A Warm, Green History
Typical stationary generators using diesel or natural gas reciprocating engines only convert about 33% of the fuel energy to electrical power, with the remaining energy lost as waste heat. Recovering and converting the waste heat into electricity increases overall plant efficiency. In the past, there were few options to do this commercially.
Today, ElectraTherm has deployed more than 70 POWER+ GENERATOR systems worldwide. Their design and associated proprietary technologies reliably turn waste heat into power.
The ORC Process
Because engine waste heat is too low to drive a steam engine, ElectraTherm uses ORC technology, a process similar to that used in a steam engine.
The primary difference with ORC technology is that the water used in a steam engine is replaced by a fluid with a much lower boiling point. The ORC process is like a refrigerator running in reverse, where heat flow is used to generate power.
Replacing water and steam with alternative low-boiling-point fluids allows a modified version of the traditional Rankine cycle to efficiently convert the waste heat to power.
Twin Screws Provide Multiple Benefits
Instead of radial or axial turbine technologies, ElectraTherm uses a twin-screw expander in its heat-to-power generating system. The advantages include lower working speeds, and a simple and compact design not requiring a gear box or oil pump. Besides the mechanical advantages, these features simplify the required automation.
Automating the System
The POWER+ GENERATOR is designed to run automatically with minimal end user oversight or supervision required. Once started, the proportional-integral-derivative (PID) function in the PLC maintains system power output at the setpoint.
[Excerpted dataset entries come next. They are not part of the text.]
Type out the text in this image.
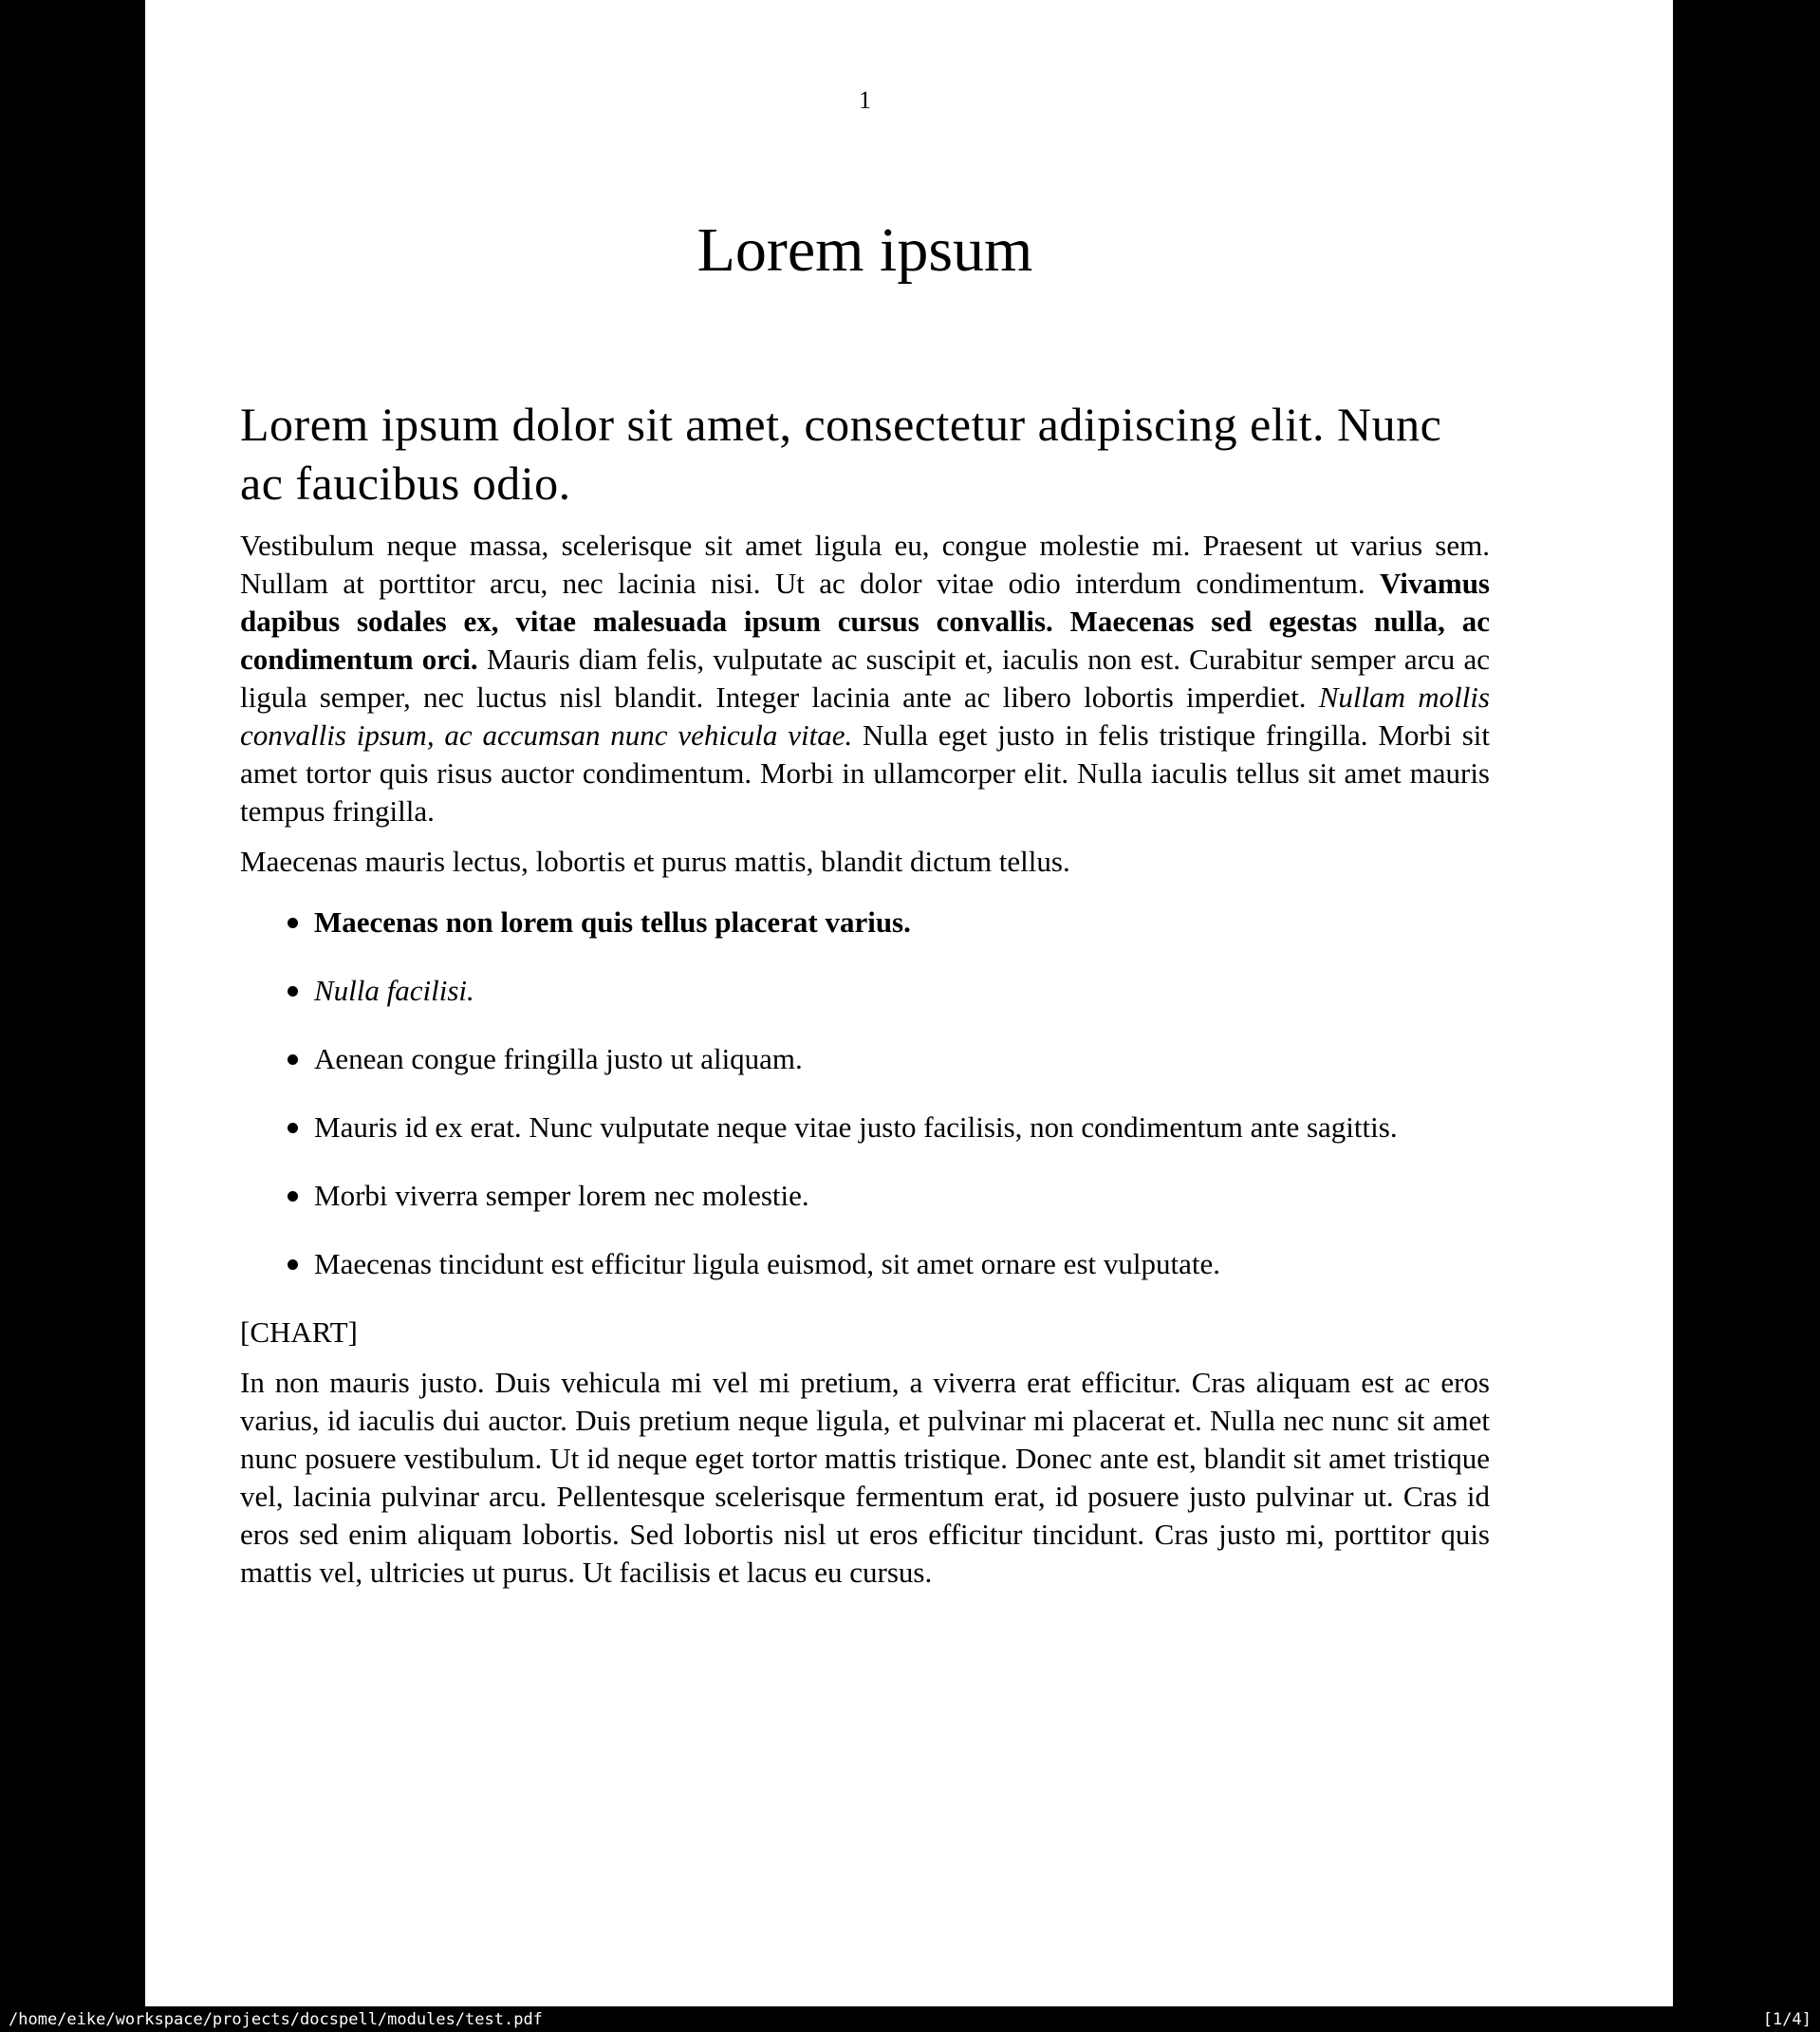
1
Lorem ipsum
Lorem ipsum dolor sit amet, consectetur adipiscing elit. Nunc ac faucibus odio.
Vestibulum neque massa, scelerisque sit amet ligula eu, congue molestie mi. Praesent ut varius sem. Nullam at porttitor arcu, nec lacinia nisi. Ut ac dolor vitae odio interdum condimentum. Vivamus dapibus sodales ex, vitae malesuada ipsum cursus convallis. Maecenas sed egestas nulla, ac condimentum orci. Mauris diam felis, vulputate ac suscipit et, iaculis non est. Curabitur semper arcu ac ligula semper, nec luctus nisl blandit. Integer lacinia ante ac libero lobortis imperdiet. Nullam mollis convallis ipsum, ac accumsan nunc vehicula vitae. Nulla eget justo in felis tristique fringilla. Morbi sit amet tortor quis risus auctor condimentum. Morbi in ullamcorper elit. Nulla iaculis tellus sit amet mauris tempus fringilla.
Maecenas mauris lectus, lobortis et purus mattis, blandit dictum tellus.
Maecenas non lorem quis tellus placerat varius.
Nulla facilisi.
Aenean congue fringilla justo ut aliquam.
Mauris id ex erat. Nunc vulputate neque vitae justo facilisis, non condimentum ante sagittis.
Morbi viverra semper lorem nec molestie.
Maecenas tincidunt est efficitur ligula euismod, sit amet ornare est vulputate.
[CHART]
In non mauris justo. Duis vehicula mi vel mi pretium, a viverra erat efficitur. Cras aliquam est ac eros varius, id iaculis dui auctor. Duis pretium neque ligula, et pulvinar mi placerat et. Nulla nec nunc sit amet nunc posuere vestibulum. Ut id neque eget tortor mattis tristique. Donec ante est, blandit sit amet tristique vel, lacinia pulvinar arcu. Pellentesque scelerisque fermentum erat, id posuere justo pulvinar ut. Cras id eros sed enim aliquam lobortis. Sed lobortis nisl ut eros efficitur tincidunt. Cras justo mi, porttitor quis mattis vel, ultricies ut purus. Ut facilisis et lacus eu cursus.
/home/eike/workspace/projects/docspell/modules/test.pdf	[1/4]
The PLC was selected for its expandability, PID control functions, and ease of use. Another reason for selecting AutomationDirect components was the support of its value-added reseller Quantum Automation. The company provided assistance with the initial design and support throughout the process of integrating a new automation system into the Power+ Generators.
The PLC controls the working-fluid feed pump, safety valves, and various other subsystems and field-connected devices. Temperature, pressure, and power transmitters are monitored by the PLC and used for control, and the PLC’s PID loop control features auto-tuning to quickly provide near-optimum loop settings.
The HMI was selected based on ease of use, availability of data logging, upload features, and low cost. In addition to graphical display functions, it provides alarming, remote accessibility, logic, math, and support of numerous communication protocols. Machine status can be viewed locally or remotely.
By using POWER+ GENERATOR systems to convert waste heat to power, the Alaska Energy Authority estimates it is realizing about $100,000 in annual energy savings. In addition to the benefit of generated electricity, the systems reduce generator engine cooling loads and increase efficiency. AutomationDirect PLC and HMI controls are critical for reliable system operation.